This strain is currently unavailable due to replenishing of cryopreserved stocks. Interested customers can register interest.
These mice carry a spontaneous mutation at the Atp7b locus characterized by cirrhosis, copper deficiency, and early mortality.Read More +
The first four litters born to homozygous females should be fostered. BALB/cByJ (Stock No. 001026) or B6EiD2F1/J (Stock No. 003550) have been successfully used as foster mothers for this strain. This strain is homozygous for the retinal degeneration allele, Pde6brd1.
Wilson disease (WD) is an autosomal recessive defect of copper transport characterized by massive accumulation of copper in the liver, which can lead to liver failure. Mutations in a copper transporting ATPase (WND or ATP7B) have been shown to cause the disease. The toxic milk mouse mutant (Atb7b tx) accumulates copper in the liver in a manner similar to that observed in patients with WD. The autosomal recessive mutation (Atp7btx-J) arose in 1987 in the C3H/HeJ animal resources colony at The Jackson Laboratory. As with the Atb7b tx mutant, adult homozygous Atp7btx-J mice develop cirrhosis, and infant mice are pale colored, copper deficient, and display early mortality unless fostered by wild-type dams. The mutation comprises a G to A base substitution at position 2135 in exon 8 of the gene. This strain should be particularly useful in the study of neurological diseases in which copper accumulation plays an active role in pathology, including Alzheimer's disease.

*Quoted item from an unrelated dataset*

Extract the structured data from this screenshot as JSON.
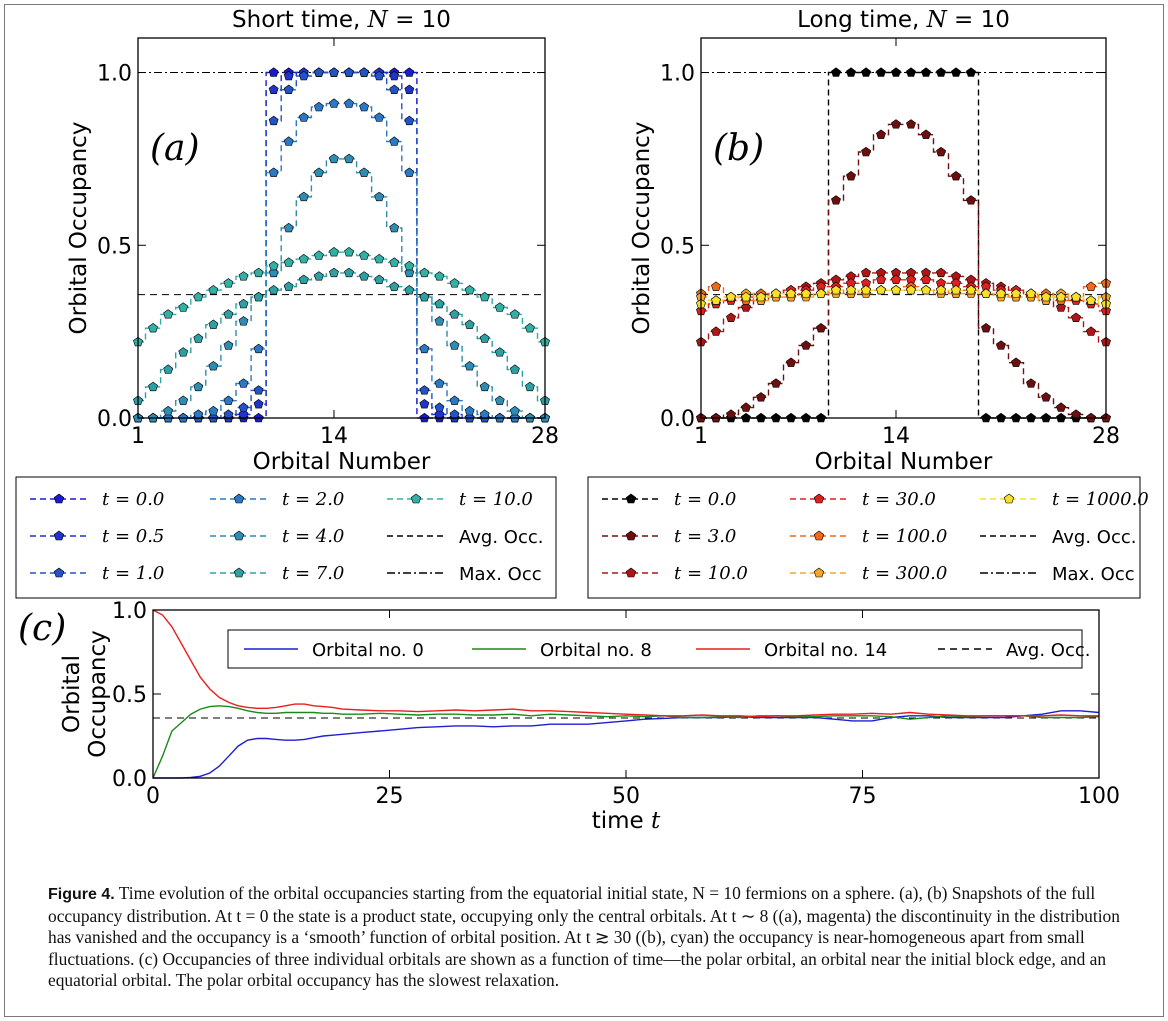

Toxic milk Jackson (Atp7btx-J) arose spontaneously in strain C3H/HeJ in 1988. One outcross was made to C3HeB/FeJ and then sibling matings were used to maintain the stock. The stock is maintained in the homozygous condition with the use of foster mothers.
|Allele Name||toxic milk Jackson|
|Gene Symbol and Name||Atp7b, ATPase, Cu++ transporting, beta polypeptide|
|Strain of Origin||C3H/HeJ|
|General Note||Tests at the University of Massachusetts proved its allelism to the original toxic milk mutation (J:28232).|
|Molecular Note||The mutation comprises a G to A base substitution at position 2135 in exon 8 of the gene. This is predicted to result in a Gly712Asp missense mutation in the second putative membrane-spanning domain of the encoded protein.|
Litters must be fostered prior to 14 days of age. On an agouti background, pups are dirty gray in coat color. On a non-agouti background, pups are bronze/copper in color. The first 4 litters will have all pups phenotypically dirty white and dead by 14 days due to the reduced copper concentration in the birth mother's milk. Pups can be fostered at up to 10-14 days of age, and survive, even from the first litter. The fifth litter and beyond may be phenotypically normal in coat color and live normally to survive to a year of age. These healthy progeny are still homozygous and their first 1 to 4 litters will be affected. At The Jackson Laboratory BALB/cByJ or B6EiD2F1 have been successfully used as foster mothers for this colony.
When using the toxic milk Jackson mouse strain in a publication, please cite the originating article(s) and include JAX stock #001576 in your Materials and Methods section.